Social Vulnerability Indices, by Dr. Eric Tate

Social Vulnerability Indices: A Comparative Assessment Using Uncertainty and Sensitivity Analysis, by Eric Tate, Assistant Professor, Department of Geographical and Sustainability Sciences, The University of Iowa
Abstract: Social vulnerability indices have emerged over the past decade as quantitative measures of the social dimensions of natural hazards vulnerability. But how reliable are the index rankings? This presentation details the use of global sensitivity analyses to internally validate the methods used in the most common social vulnerability index designs: deductive, hierarchical, and inductive. Uncertainty analysis is performed to assess the robustness of index ranks when reasonable alternative index configurations are modeled. Across three study areas, the hierarchical design was found to be the most accurate, while the inductive model was the most precise. Sensitivity analysis is employed to understand which decisions in the vulnerability index construction process have the greatest influence on the stability of output rankings. The deductive index ranks are found to be the most sensitive to the choice of transformation method, hierarchical models to the selection of weighting scheme, and inductive indices to the indicator set and scale of analysis.

 Hudson Francis

Poster presentation: Prediction of Engine Sales with a Data-Driven Approach, Hudson Francis, GEEMaP Trainee
Abstract: Models predicting volume of engine sales from historical data are developed. To accommodate seasonal effects, neural networks and autoregressive integrated moving average (ARIMA) approaches are considered.
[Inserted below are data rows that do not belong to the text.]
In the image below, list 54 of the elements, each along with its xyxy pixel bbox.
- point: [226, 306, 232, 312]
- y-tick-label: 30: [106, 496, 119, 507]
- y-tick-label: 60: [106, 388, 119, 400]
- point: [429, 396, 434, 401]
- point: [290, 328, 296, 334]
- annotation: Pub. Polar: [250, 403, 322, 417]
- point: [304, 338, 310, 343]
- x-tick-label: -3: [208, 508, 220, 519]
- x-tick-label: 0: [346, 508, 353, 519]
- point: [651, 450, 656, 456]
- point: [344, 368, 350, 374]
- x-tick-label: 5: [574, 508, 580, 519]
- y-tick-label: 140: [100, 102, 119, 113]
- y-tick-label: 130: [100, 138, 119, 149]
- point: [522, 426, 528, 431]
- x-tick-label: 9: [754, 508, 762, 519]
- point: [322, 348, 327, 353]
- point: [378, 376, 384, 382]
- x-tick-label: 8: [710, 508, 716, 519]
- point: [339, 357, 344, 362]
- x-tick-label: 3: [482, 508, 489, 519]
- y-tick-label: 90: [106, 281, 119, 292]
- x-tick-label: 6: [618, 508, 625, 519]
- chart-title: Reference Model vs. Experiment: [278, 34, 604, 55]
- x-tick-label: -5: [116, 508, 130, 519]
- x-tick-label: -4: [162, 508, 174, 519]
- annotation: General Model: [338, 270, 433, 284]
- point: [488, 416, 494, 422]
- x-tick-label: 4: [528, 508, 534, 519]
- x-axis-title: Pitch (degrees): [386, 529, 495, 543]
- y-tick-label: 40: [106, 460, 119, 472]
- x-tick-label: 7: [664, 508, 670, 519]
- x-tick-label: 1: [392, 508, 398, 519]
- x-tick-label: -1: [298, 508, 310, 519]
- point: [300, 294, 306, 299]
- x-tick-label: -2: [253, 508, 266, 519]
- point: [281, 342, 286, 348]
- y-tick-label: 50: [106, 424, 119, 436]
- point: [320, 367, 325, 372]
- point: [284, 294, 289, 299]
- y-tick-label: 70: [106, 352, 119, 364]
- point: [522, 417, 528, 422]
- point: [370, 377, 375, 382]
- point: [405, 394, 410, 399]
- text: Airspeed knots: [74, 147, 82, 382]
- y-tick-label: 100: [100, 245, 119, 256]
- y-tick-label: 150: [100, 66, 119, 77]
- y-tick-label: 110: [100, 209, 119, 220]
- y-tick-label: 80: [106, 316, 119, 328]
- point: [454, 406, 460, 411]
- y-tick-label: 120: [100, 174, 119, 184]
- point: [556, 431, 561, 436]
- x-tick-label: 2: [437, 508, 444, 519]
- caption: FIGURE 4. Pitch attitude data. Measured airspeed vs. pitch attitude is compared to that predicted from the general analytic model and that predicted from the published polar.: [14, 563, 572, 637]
Previous research on the effectiveness of neural networks to model phenomena with seasonality and trend using raw data has been inconclusive. In this study, four predictive models for a linear time series with seasonality are developed and their accuracy is studied. Performance of a dummy variable linear regression model, a seasonal ARIMA model, a neural network model using raw historical data, and a hybrid linear model are compared. The seasonal ARIMA and linear regression models are found to perform better than the neural network model. The hybrid linear model is found to outperform the three individual models.

 Kenneth Wacha

Poster presentation: Potential Carbon Transport: Linking Soil aggregate Stability and Sediment Enrichment for Updating the Soil Active Layer of Intensely Managed Landscapes (IMLs), Ken Wacha, GEEMaP Trainee
Abstract: Currently, many biogeochemical models lack the mechanistic capacity to accurately simulate soil organic carbon (SOC) dynamics, especially within intensely managed landscapes (IMLs) such as those found in the U.S. Midwest. These modeling limitations originate by not accounting for downslope connectivity of flowpathways initiated and governed by landscape processes, and by neglecting the role of soil aggregates in determining sediment enrichment ratios, which provide dynamic updates to the soil active layer (generally top 20-30cm of soil). These hydro-geomorphic processes, often amplified in IMLs by tillage events and seasonal canopy, can greatly impact biogeochemical cycling (e.g., enhanced mineralization) and in turn, have huge implications/uncertainty in determining SOC budgets.